Source: BNNBloomberg
Platinum market faces record deficit, but prices remain sluggish despite strong ETF holdings and Chinese demand
The platinum market is eyeing a million-ounce shortfall in 2024, its biggest deficit in a decade. Yet, prices seem to be snoozing through the alarm. ETF holdings are surging, and Chinese appetite for platinum bars is growing ravenous. Meanwhile, supply is tightening as South African mines restructure and Russian production dips. With electric vehicle growth slowing and palladium prices normalizing, industry experts expect platinum's fundamentals to finally take center stage in price setting. Will this precious metal finally get its shine on?
CRYPTO
Bitcoin rebounds to $57K, but NYDIG warns of limited near-term catalysts, suggesting external factors may drive price movement
Bitcoin's bouncing back! After a rough start to September, it's climbed to $57K, outpacing the broader crypto market. But don't pop the champagne just yet. NYDIG's Greg Cipolaro warns that potential catalysts are "sparse," with Bitcoin potentially riding the coattails of macro trends and political winds. The upcoming U.S. presidential election looms large, with crypto policies hanging in the balance. Until then, Bitcoin might be dancing to the tune of the broader market.
The total monetary enforcement amount won by the SEC in 2024 eclipses the combined total amount between 2013 and 2023.

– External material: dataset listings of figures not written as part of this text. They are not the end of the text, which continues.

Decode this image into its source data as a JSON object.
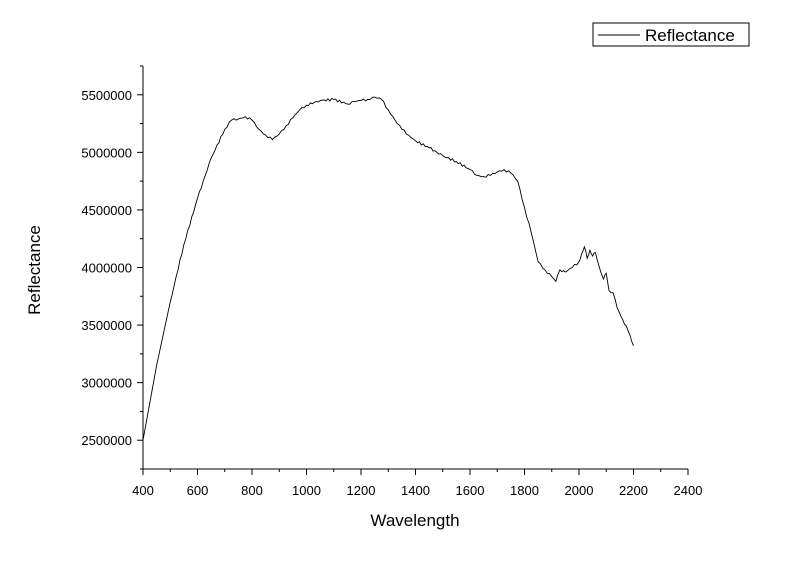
{
  "chart_data": {
    "type": "line",
    "xlabel": "Wavelength",
    "ylabel": "Reflectance",
    "xlim": [
      400,
      2400
    ],
    "ylim": [
      2250000,
      5750000
    ],
    "x_ticks": [
      400,
      600,
      800,
      1000,
      1200,
      1400,
      1600,
      1800,
      2000,
      2200,
      2400
    ],
    "y_ticks": [
      2500000,
      3000000,
      3500000,
      4000000,
      4500000,
      5000000,
      5500000
    ],
    "grid": false,
    "legend_position": "top-right",
    "line_color": "#000000",
    "series": [
      {
        "name": "Reflectance",
        "x": [
          400,
          450,
          500,
          550,
          600,
          650,
          700,
          725,
          750,
          775,
          800,
          825,
          850,
          875,
          900,
          925,
          950,
          975,
          1000,
          1050,
          1100,
          1150,
          1175,
          1200,
          1225,
          1250,
          1275,
          1300,
          1325,
          1350,
          1375,
          1400,
          1450,
          1500,
          1550,
          1600,
          1625,
          1650,
          1675,
          1700,
          1725,
          1750,
          1775,
          1800,
          1825,
          1850,
          1875,
          1900,
          1915,
          1930,
          1950,
          1975,
          2000,
          2010,
          2020,
          2030,
          2040,
          2050,
          2060,
          2075,
          2090,
          2100,
          2110,
          2125,
          2140,
          2160,
          2180,
          2200
        ],
        "y": [
          2500000,
          3150000,
          3700000,
          4200000,
          4600000,
          4950000,
          5200000,
          5280000,
          5290000,
          5310000,
          5280000,
          5200000,
          5150000,
          5110000,
          5160000,
          5230000,
          5300000,
          5370000,
          5410000,
          5450000,
          5460000,
          5420000,
          5440000,
          5450000,
          5460000,
          5480000,
          5460000,
          5370000,
          5280000,
          5200000,
          5150000,
          5100000,
          5040000,
          4970000,
          4920000,
          4850000,
          4800000,
          4790000,
          4800000,
          4830000,
          4850000,
          4820000,
          4750000,
          4520000,
          4300000,
          4050000,
          3980000,
          3920000,
          3880000,
          3980000,
          3960000,
          4000000,
          4050000,
          4120000,
          4180000,
          4080000,
          4150000,
          4100000,
          4130000,
          4000000,
          3900000,
          3950000,
          3800000,
          3780000,
          3650000,
          3550000,
          3450000,
          3320000
        ]
      }
    ]
  }
}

Source: Social Capital Markets
SEC's crypto enforcement skyrockets to $4.7B in 2024, driven by a massive settlement with Terraform Labs
The SEC's crypto crackdown is going into overdrive! Enforcement actions have surged a mind-boggling 3,000% from 2023, hitting $4.7 billion this year. The lion's share? A whopping $4.47 billion settlement with Terraform Labs and Do Kwon. Despite fewer actions, the SEC's zeroing in on high-impact cases, setting industry precedents. While big fish like Telegram and Ripple felt the heat, nearly half the fines since 2020 were under $1 million. Is this the new normal for crypto regulation?
Source: CryptoSlate, Glassnode
Bitcoin addresses with non-zero balances surpass 50 million in 2024, indicating strong adoption despite price volatility
Bitcoin's hodler army is growing stronger! Over 52 million addresses now hold some BTC, with the count surging since May. Despite the price rollercoaster – dropping from $70K to under $60K since March – user activity keeps climbing. This isn't just a flash in the pan; we're seeing a continuation of the upward trend that's been chugging along since 2010. Even with market hiccups, Bitcoin's long-term adoption story seems to be holding strong. Is this the foundation for the next bull run?
After an eight-day run of outflows, U.S. spot bitcoin ETFs saw a positive shift on Monday, with net inflows of $28.72 million
Fidelity's FBTC led with $28.6 million, while Bitwise's BITB added $21.99 million. Smaller inflows were recorded for ARKB and Invesco's BTCO. However, Grayscale’s GBTC faced $22.76 million in outflows, and BlackRock's IBIT saw $9.06 million out. Meanwhile, spot ether ETFs saw their fifth consecutive day of net outflows, led by Grayscale's ETHE with $22.64 million leaving the fund.
GOLD
Source: ING
Gold is on a bullish trajectory, supported by expectations of a U.S. interest rate cut, robust central bank buying, and geopolitical risks
ING has revised its gold forecast, predicting an average of $2,700 in 2025. Fed Chair Jerome Powell's signal for a September rate cut boosts gold's appeal, while positive ETF flows and a 206% jump in central bank demand in July further support prices. ING expects gold to average $2,580 in Q4 2024, with further gains continuing into 2025.